Written this way, any member of $\mathbb{R}^{4}$ may be written,
$$ Z = a + bI + cJ + dK, \quad a,b,c,d \in \mathbb{R}.$$
This algebra is well known to be precisely that of the quaternions, $\mathbb{H}$.
Hopefully it's clear that $\mathbb{C}$ is a subalgebra of $\mathbb{H}$, and now we see that there are actually three, equivalent copies of that subalgebra, and that all of them are representable in terms of the $\sigma$-matrices.
Clifford Algebras
Finally, today we'll do a little definition work to help facilitate future conversations. $\mathbb{R},\mathbb{C}$ and $\mathbb{H}$ are all examples of division algebras. By the Frobenius theorem, they are the \textit{only} associative division algebras of finite dimension. To be a bit more generous, all the multiplication law for all three of these algebra are also satisfies
\begin{equation}\label{005:clifford} \hat{e}_{i} \cdot \hat{e}_{j} + \hat{e}_{j} \cdot \hat{e}_{i} = 2\delta_{ij}\mathbb{1}.\end{equation}
For the matrices we've been considering here, we can employ the inner product discussed previously,
\begin{equation}\label{005:cliffordTr} \hat{e}_{i} \cdot \hat{e}_{j} + \hat{e}_{j} \cdot \hat{e}_{i} = 2\langle \hat{e}_{i},\hat{e}_{j}\rangle\mathbb{1},\end{equation}
where
$$\langle M,N \rangle = \mathsf{Tr}(MN).$$
An algebra whose basis satisfies \eqref{005:clifford} is called a \textbf{\textsf{Clifford Algebra}}, and we will have much to say Clifford algebras in the days to come.

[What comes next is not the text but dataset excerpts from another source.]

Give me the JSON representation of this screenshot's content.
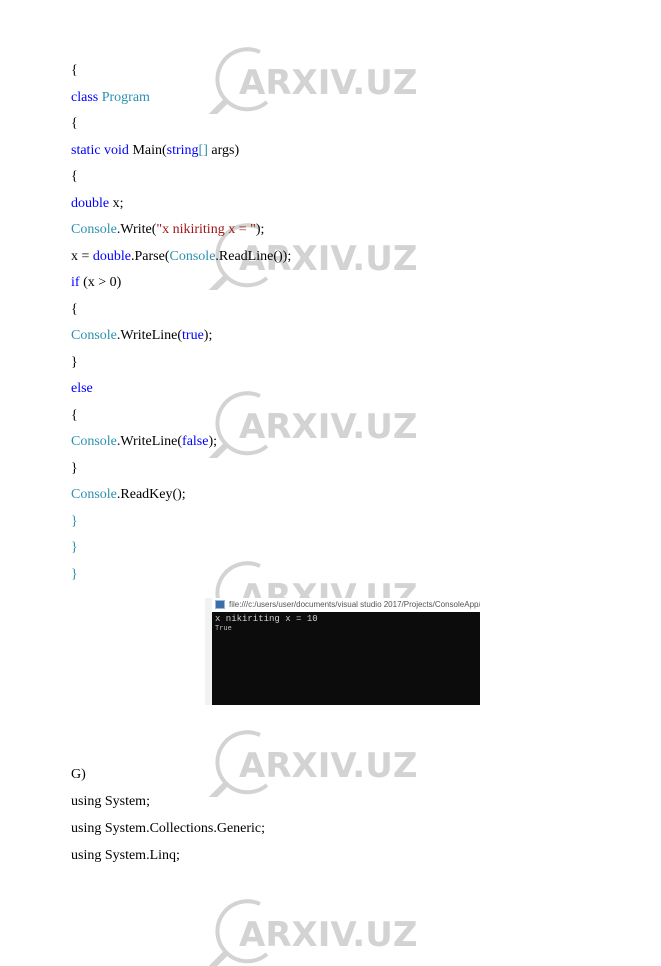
{
  "watermark": {
    "text": "ARXIV.UZ",
    "color": "#d3d3d3"
  },
  "colors": {
    "keyword": "#0000ff",
    "type": "#2b91af",
    "string": "#a31515",
    "plain": "#000000"
  },
  "code_lines": [
    {
      "tokens": [
        {
          "t": "{",
          "c": "pl"
        }
      ]
    },
    {
      "tokens": [
        {
          "t": "class ",
          "c": "kw"
        },
        {
          "t": "Program",
          "c": "ty"
        }
      ]
    },
    {
      "tokens": [
        {
          "t": "{",
          "c": "pl"
        }
      ]
    },
    {
      "tokens": [
        {
          "t": "static void ",
          "c": "kw"
        },
        {
          "t": "Main(",
          "c": "pl"
        },
        {
          "t": "string",
          "c": "kw"
        },
        {
          "t": "[]",
          "c": "ty"
        },
        {
          "t": " args)",
          "c": "pl"
        }
      ]
    },
    {
      "tokens": [
        {
          "t": "{",
          "c": "pl"
        }
      ]
    },
    {
      "tokens": [
        {
          "t": "double",
          "c": "kw"
        },
        {
          "t": " x;",
          "c": "pl"
        }
      ]
    },
    {
      "tokens": [
        {
          "t": "Console",
          "c": "ty"
        },
        {
          "t": ".Write(",
          "c": "pl"
        },
        {
          "t": "\"x nikiriting x = \"",
          "c": "st"
        },
        {
          "t": ");",
          "c": "pl"
        }
      ]
    },
    {
      "tokens": [
        {
          "t": "x = ",
          "c": "pl"
        },
        {
          "t": "double",
          "c": "kw"
        },
        {
          "t": ".Parse(",
          "c": "pl"
        },
        {
          "t": "Console",
          "c": "ty"
        },
        {
          "t": ".ReadLine());",
          "c": "pl"
        }
      ]
    },
    {
      "tokens": [
        {
          "t": "if",
          "c": "kw"
        },
        {
          "t": " (x > 0)",
          "c": "pl"
        }
      ]
    },
    {
      "tokens": [
        {
          "t": "{",
          "c": "pl"
        }
      ]
    },
    {
      "tokens": [
        {
          "t": "Console",
          "c": "ty"
        },
        {
          "t": ".WriteLine(",
          "c": "pl"
        },
        {
          "t": "true",
          "c": "kw"
        },
        {
          "t": ");",
          "c": "pl"
        }
      ]
    },
    {
      "tokens": [
        {
          "t": "}",
          "c": "pl"
        }
      ]
    },
    {
      "tokens": [
        {
          "t": "else",
          "c": "kw"
        }
      ]
    },
    {
      "tokens": [
        {
          "t": "{",
          "c": "pl"
        }
      ]
    },
    {
      "tokens": [
        {
          "t": "Console",
          "c": "ty"
        },
        {
          "t": ".WriteLine(",
          "c": "pl"
        },
        {
          "t": "false",
          "c": "kw"
        },
        {
          "t": ");",
          "c": "pl"
        }
      ]
    },
    {
      "tokens": [
        {
          "t": "}",
          "c": "pl"
        }
      ]
    },
    {
      "tokens": [
        {
          "t": "Console",
          "c": "ty"
        },
        {
          "t": ".ReadKey();",
          "c": "pl"
        }
      ]
    },
    {
      "tokens": [
        {
          "t": "}",
          "c": "ty"
        }
      ]
    },
    {
      "tokens": [
        {
          "t": "}",
          "c": "ty"
        }
      ]
    },
    {
      "tokens": [
        {
          "t": "}",
          "c": "ty"
        }
      ]
    }
  ],
  "console_screenshot": {
    "title": "file:///c:/users/user/documents/visual studio 2017/Projects/ConsoleApp/...",
    "output_lines": [
      "x nikiriting x = 10",
      "True"
    ]
  },
  "section_label": "G)",
  "using_lines": [
    "using System;",
    "using System.Collections.Generic;",
    "using System.Linq;"
  ]
}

We close this section by defining the commutator and anticommutor of linear operators, for later use and convenience. The left-hand side of \eqref{005:clifford} is the anticommutator of $\hat{e}_{i}$ and $\hat{e}_{j}$, and is traditionally referenced by braces:
$$\{ X, Y \} = X\cdot Y + Y\cdot X.$$
The associated antisymmetric product of $X$ and $Y$ is called the commutator,
$$[X,Y] = X\cdot Y - Y \cdot X.$$
Evidently the $X$ and $Y$ commute when their commutator vanishes. Any algebra whose commutator vanishes for all elements is referred to as abelian,
TL;DR
Vector spaces are a solid foundation on which to build more complicated structures. Allowing vectors to multiple affords one such structure: the algebra. The $\sigma$ matrices we explored last time, viewed as a vector space, become an algebra under matrix multiplication. They're isomorphic to the field of quaternions, $\mathbb{H}$, which means you can also find numerous subspaces isomorphic to $\mathbb{C}$. All three of these finite, associative division algebras are examples of Clifford Algebras. All these structures repeat in spirit over and over again in mathematics, so it's worthwhile getting familiar with archetypes.